Cruzo a Estate Island solo por el gusto de cruzar, para ver Manhattan desde el sur, a la vuelta.
–Usa el Ferry. -me había dicho J.C. –Es gratis y cruzas con quienes vuelven después del trabajo en el Lower. -Van rendidos, con la corbata aflojada y la vista puesta más allá de Elis.

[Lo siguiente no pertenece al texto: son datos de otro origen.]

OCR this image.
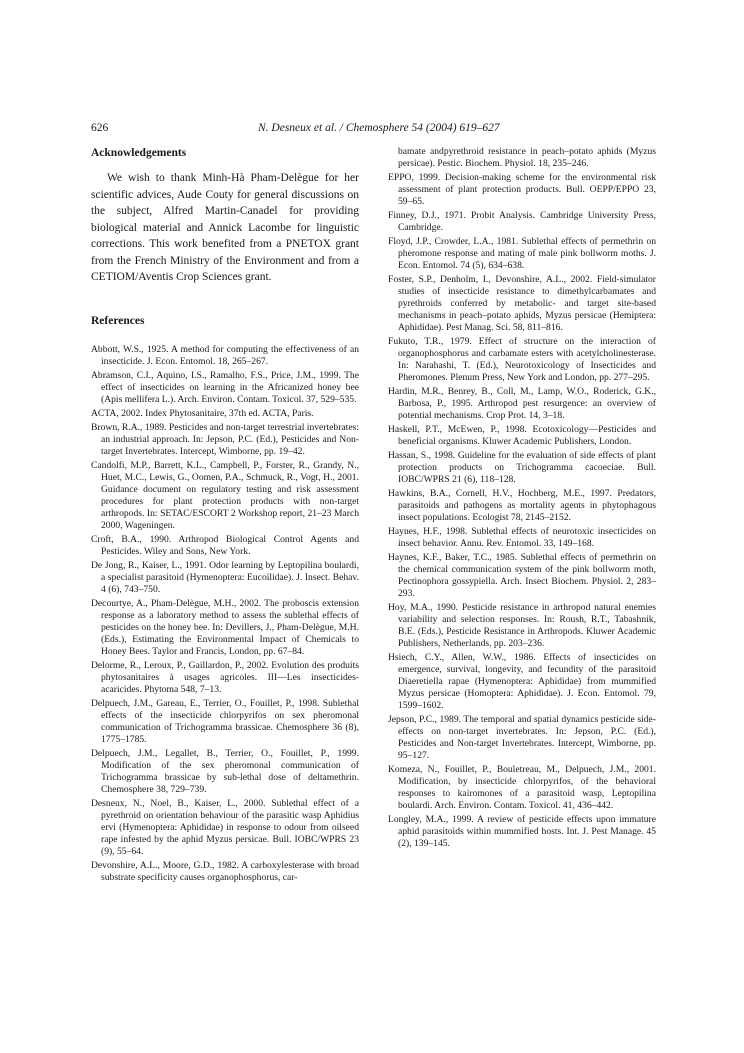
626	N. Desneux et al. / Chemosphere 54 (2004) 619–627
Acknowledgements

We wish to thank Minh-Hà Pham-Delègue for her scientific advices, Aude Couty for general discussions on the subject, Alfred Martin-Canadel for providing biological material and Annick Lacombe for linguistic corrections. This work benefited from a PNETOX grant from the French Ministry of the Environment and from a CETIOM/Aventis Crop Sciences grant.

References
Abbott, W.S., 1925. A method for computing the effectiveness of an insecticide. J. Econ. Entomol. 18, 265–267.
Abramson, C.I., Aquino, I.S., Ramalho, F.S., Price, J.M., 1999. The effect of insecticides on learning in the Africanized honey bee (Apis mellifera L.). Arch. Environ. Contam. Toxicol. 37, 529–535.
ACTA, 2002. Index Phytosanitaire, 37th ed. ACTA, Paris.
Brown, R.A., 1989. Pesticides and non-target terrestrial invertebrates: an industrial approach. In: Jepson, P.C. (Ed.), Pesticides and Non-target Invertebrates. Intercept, Wimborne, pp. 19–42.
Candolfi, M.P., Barrett, K.L., Campbell, P., Forster, R., Grandy, N., Huet, M.C., Lewis, G., Oomen, P.A., Schmuck, R., Vogt, H., 2001. Guidance document on regulatory testing and risk assessment procedures for plant protection products with non-target arthropods. In: SETAC/ESCORT 2 Workshop report, 21–23 March 2000, Wageningen.
Croft, B.A., 1990. Arthropod Biological Control Agents and Pesticides. Wiley and Sons, New York.
De Jong, R., Kaiser, L., 1991. Odor learning by Leptopilina boulardi, a specialist parasitoid (Hymenoptera: Eucoilidae). J. Insect. Behav. 4 (6), 743–750.
Decourtye, A., Pham-Delègue, M.H., 2002. The proboscis extension response as a laboratory method to assess the sublethal effects of pesticides on the honey bee. In: Devillers, J., Pham-Delègue, M.H. (Eds.), Estimating the Environmental Impact of Chemicals to Honey Bees. Taylor and Francis, London, pp. 67–84.
Delorme, R., Leroux, P., Gaillardon, P., 2002. Evolution des produits phytosanitaires à usages agricoles. III—Les insecticides-acaricides. Phytoma 548, 7–13.
Delpuech, J.M., Gareau, E., Terrier, O., Fouillet, P., 1998. Sublethal effects of the insecticide chlorpyrifos on sex pheromonal communication of Trichogramma brassicae. Chemosphere 36 (8), 1775–1785.
Delpuech, J.M., Legallet, B., Terrier, O., Fouillet, P., 1999. Modification of the sex pheromonal communication of Trichogramma brassicae by sub-lethal dose of deltamethrin. Chemosphere 38, 729–739.
Desneux, N., Noel, B., Kaiser, L., 2000. Sublethal effect of a pyrethroid on orientation behaviour of the parasitic wasp Aphidius ervi (Hymenoptera: Aphididae) in response to odour from oilseed rape infested by the aphid Myzus persicae. Bull. IOBC/WPRS 23 (9), 55–64.
Devonshire, A.L., Moore, G.D., 1982. A carboxylesterase with broad substrate specificity causes organophosphorus, car-
bamate andpyrethroid resistance in peach–potato aphids (Myzus persicae). Pestic. Biochem. Physiol. 18, 235–246.
EPPO, 1999. Decision-making scheme for the environmental risk assessment of plant protection products. Bull. OEPP/EPPO 23, 59–65.
Finney, D.J., 1971. Probit Analysis. Cambridge University Press, Cambridge.
Floyd, J.P., Crowder, L.A., 1981. Sublethal effects of permethrin on pheromone response and mating of male pink bollworm moths. J. Econ. Entomol. 74 (5), 634–638.
Foster, S.P., Denholm, I., Devonshire, A.L., 2002. Field-simulator studies of insecticide resistance to dimethylcarbamates and pyrethroids conferred by metabolic- and target site-based mechanisms in peach–potato aphids, Myzus persicae (Hemiptera: Aphididae). Pest Manag. Sci. 58, 811–816.
Fukuto, T.R., 1979. Effect of structure on the interaction of organophosphorus and carbamate esters with acetylcholinesterase. In: Narahashi, T. (Ed.), Neurotoxicology of Insecticides and Pheromones. Plenum Press, New York and London, pp. 277–295.
Hardin, M.R., Benrey, B., Coll, M., Lamp, W.O., Roderick, G.K., Barbosa, P., 1995. Arthropod pest resurgence: an overview of potential mechanisms. Crop Prot. 14, 3–18.
Haskell, P.T., McEwen, P., 1998. Ecotoxicology—Pesticides and beneficial organisms. Kluwer Academic Publishers, London.
Hassan, S., 1998. Guideline for the evaluation of side effects of plant protection products on Trichogramma cacoeciae. Bull. IOBC/WPRS 21 (6), 118–128.
Hawkins, B.A., Cornell, H.V., Hochberg, M.E., 1997. Predators, parasitoids and pathogens as mortality agents in phytophagous insect populations. Ecologist 78, 2145–2152.
Haynes, H.F., 1998. Sublethal effects of neurotoxic insecticides on insect behavior. Annu. Rev. Entomol. 33, 149–168.
Haynes, K.F., Baker, T.C., 1985. Sublethal effects of permethrin on the chemical communication system of the pink bollworm moth, Pectinophora gossypiella. Arch. Insect Biochem. Physiol. 2, 283–293.
Hoy, M.A., 1990. Pesticide resistance in arthropod natural enemies variability and selection responses. In: Roush, R.T., Tabashnik, B.E. (Eds.), Pesticide Resistance in Arthropods. Kluwer Academic Publishers, Netherlands, pp. 203–236.
Hsiech, C.Y., Allen, W.W., 1986. Effects of insecticides on emergence, survival, longevity, and fecundity of the parasitoid Diaeretiella rapae (Hymenoptera: Aphididae) from mummified Myzus persicae (Homoptera: Aphididae). J. Econ. Entomol. 79, 1599–1602.
Jepson, P.C., 1989. The temporal and spatial dynamics pesticide side-effects on non-target invertebrates. In: Jepson, P.C. (Ed.), Pesticides and Non-target Invertebrates. Intercept, Wimborne, pp. 95–127.
Komeza, N., Fouillet, P., Bouletreau, M., Delpuech, J.M., 2001. Modification, by insecticide chlorpyrifos, of the behavioral responses to kairomones of a parasitoid wasp, Leptopilina boulardi. Arch. Environ. Contam. Toxicol. 41, 436–442.
Longley, M.A., 1999. A review of pesticide effects upon immature aphid parasitoids within mummified hosts. Int. J. Pest Manage. 45 (2), 139–145.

Pero J.C. estuvo por aquí en invierno. Ahora a penas hay pasajeros. A esta hora de la tarde, casi nadie. Ni siquiera turistas. Desembarco en el muelle de State Island y tomo unas fotos de la estación. Un policía me echa el alto: llevo en la mano la lata de cerveza que había comprado en el barco. La apuro y después la tiro a una papelera. Me hubiera venido bien una bolsa de papel tipo clochard. Vuelvo en el siguiente ferry, mientras las luces, justo enfrente, empiezan a encenderse. Más solo que a la ida, bajo a la cubierta donde se transportan los coches, una especie de aparcamiento flotante y vacío, que encuadra la ciudad.
Richard Estes pintando ferrys con la exactitud del fotógrafo. La espuma del barco, el reflejo en las ventanas. Los restos del hiperrealismo se venden también muy caros: ¿Oportunidad o resistencia? No debería hacerme esta pregunta.